Zero-Schema Invocation

If an agent already knows a capability from a previous interaction, it can invoke it directly using a version hash. The receiver validates the hash — if it matches, execution proceeds without re-sending the schema. If the hash is stale, the updated schema is returned in the error response, eliminating extra round-trips.
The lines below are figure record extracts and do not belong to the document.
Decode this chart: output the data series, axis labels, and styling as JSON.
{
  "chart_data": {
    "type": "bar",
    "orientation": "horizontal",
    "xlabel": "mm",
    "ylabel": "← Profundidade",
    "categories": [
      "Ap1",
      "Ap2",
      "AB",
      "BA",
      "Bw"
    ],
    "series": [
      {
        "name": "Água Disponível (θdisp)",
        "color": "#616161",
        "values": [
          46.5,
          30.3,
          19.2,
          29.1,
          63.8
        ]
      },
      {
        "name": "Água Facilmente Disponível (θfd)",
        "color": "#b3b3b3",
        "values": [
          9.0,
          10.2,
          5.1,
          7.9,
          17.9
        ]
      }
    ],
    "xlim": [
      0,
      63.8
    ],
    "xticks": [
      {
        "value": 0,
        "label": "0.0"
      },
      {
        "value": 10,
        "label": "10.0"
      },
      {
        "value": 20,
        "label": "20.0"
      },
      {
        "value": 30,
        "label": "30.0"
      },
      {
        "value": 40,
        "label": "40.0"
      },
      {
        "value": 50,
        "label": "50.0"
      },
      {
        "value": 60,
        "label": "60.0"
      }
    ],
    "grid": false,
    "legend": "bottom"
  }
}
Semantic Result Compression

Results are returned at the detail level requested by the budget:

{
  "result": {
    "minimal": "positive 0.87",
    "compact": { "sentiment": "positive", "score": 0.87 },
    "full": { "sentiment": "positive", "score": 0.87, "explanation": "..." }
  },
  "resolved_level": "compact"
}

Transport Agnostic

NEKTE is transport agnostic (HTTP, gRPC, WebSocket, stdio) but opinionated about format:

JSON-RPC 2.0 as the envelope
gRPC with Protobuf for high-performance wire format
Compact fields by default, expanded only with detail_level: "full"
No schemas on the wire unless explicitly requested

Positioning

NEKTE does not compete with existing protocols — it complements them:

+ MCP: MCP connects agents to tools. NEKTE connects agents to agents efficiently. The bridge enables instant adoption.
+ A2A: Where A2A prioritizes enterprise governance, NEKTE prioritizes token efficiency. For startups, indie devs, and high-volume apps.
+ RTK: RTK compresses CLI output. NEKTE compresses protocol overhead. Different layers, fully combinable.